The most obvious initial question is what kind of democracy should the Middle East be asked to endorse? If it’s traditional liberal democracy, where people are allowed to vote regularly in transparent and unmanipulated elections, where there is a transfer of authority from leaders and representatives to elected successors, where there is freedom of expression and association, and where markets and exchanges are free, then that would be grand. But how realistic is this?

Take the case of Arab minorities. If liberal democracy is interpreted as one person one vote, or majority rule, then minorities, religious or ethnic, will feel far more threatened than reassured by democracy.
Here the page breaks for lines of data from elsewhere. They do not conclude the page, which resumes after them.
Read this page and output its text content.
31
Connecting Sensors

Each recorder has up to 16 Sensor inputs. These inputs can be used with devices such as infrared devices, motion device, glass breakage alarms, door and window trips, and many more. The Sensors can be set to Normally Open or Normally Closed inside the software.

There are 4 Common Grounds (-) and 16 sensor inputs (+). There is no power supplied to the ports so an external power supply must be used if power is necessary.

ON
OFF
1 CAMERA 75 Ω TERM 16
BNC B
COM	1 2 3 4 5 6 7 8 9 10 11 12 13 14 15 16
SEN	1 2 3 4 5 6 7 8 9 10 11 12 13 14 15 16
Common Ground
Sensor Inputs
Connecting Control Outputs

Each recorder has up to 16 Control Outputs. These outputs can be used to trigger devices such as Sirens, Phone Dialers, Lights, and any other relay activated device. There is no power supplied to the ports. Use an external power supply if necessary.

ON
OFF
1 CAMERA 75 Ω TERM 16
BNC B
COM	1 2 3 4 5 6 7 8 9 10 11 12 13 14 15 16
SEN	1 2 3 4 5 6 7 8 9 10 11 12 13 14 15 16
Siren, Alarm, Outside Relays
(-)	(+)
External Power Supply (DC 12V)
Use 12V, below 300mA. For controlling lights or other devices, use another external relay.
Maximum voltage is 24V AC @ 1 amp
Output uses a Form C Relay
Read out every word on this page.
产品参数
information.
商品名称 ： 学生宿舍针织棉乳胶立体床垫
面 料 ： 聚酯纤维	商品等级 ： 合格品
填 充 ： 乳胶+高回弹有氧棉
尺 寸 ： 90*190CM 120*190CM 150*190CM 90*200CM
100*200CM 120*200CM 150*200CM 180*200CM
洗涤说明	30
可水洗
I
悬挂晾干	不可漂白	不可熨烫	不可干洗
By the same token, while many Arabs probably favor a regular, democratic transfer of power to new leaders, they would not necessarily see this as part and parcel of a smaller role for the state, particularly in economic affairs. And in some countries democracy may lead to instability, perhaps through the arrival to power of hitherto marginalized groups, for example Islamists, so that secular voters may fear the consequences of free elections.

A second question is what happens when Arabs, including Arab liberals, consider liberal democracy merely as an extension of American power? The fact is that instead of using American support to buttress indigenous democratic efforts and then afterwards shaping the consequences to serve their own national interests, Arab democrats often, simply, get hung up on America. As Barry Rubin has written in a book on the Arab struggle for democracy, liberals have not only argued that American assistance undermines Arab democratic efforts, some have insisted “that indigenous Arab reform [is] the best way to avoid US domination and intervention.”

Foreign help needed

What this liberal attitude leaves unsaid is that American or broader Western intrusion is often indispensable to protect Arab liberals against autocratic leaders, but also against another enemy they must increasingly address these days: Islamists. It also fails to mention that the myriad problems of the Arab world are not primarily related to “US domination and intervention,” but entail essentially domestic issues such as abuse of power, economic underdevelopment, mediocre education levels, stifled civil space, and much more. In other words, setting reform up as a barrier against the United States is a very narrow, indeed downright dishonest, justification. However, it is also so widespread that any outside effort to advance open Arab societies can be quickly labeled “neo-colonialist.”

A third question – one with consequences for secular Arab liberals – is whether Arab societies are that keen to embrace the whole package of liberal democracy? Societies in the region are often deeply conservative, so that while they may reject the violence used by Islamists, they do not see his as a compelling reason to play down the pivotal role of Islam. Similarly, this conservatism is easily manipulated by nationalist regimes as a means of enhancing their own power while aborting outside calls for change, which are swiftly tagged as efforts to weaken Muslim values.

All these obstacles, to which one might add the inhibiting insistence that nothing can truly advance in the Middle East before the Palestinian problem is resolved, mean that democracy promotion is destined to be a bumpy ride for its advocates, especially the US. And the Bush administration’s belief that things will improve thanks to more aggressive public diplomacy is bound to be disappointed, since the image of the US is so deeply, often preposterously, stilted in its disfavor.

So what can be done? Very little. At best, outside powers, mainly the US, must continue insisting that democracy is of vital concern to them, but also accept that the region’s contradictions allow only for ad hoc progress, where democratic principles are robustly advanced wherever possible, to be used later as building blocks elsewhere. Sometimes force, or the threat of force, may have to be employed, as in Iraq. For democracy to truly spread is up to the peoples of the region to resolve their incongruities. They are the ones living under oppressive dictatorships. Obsessing about America is convenient, but will not improve their condition one bit.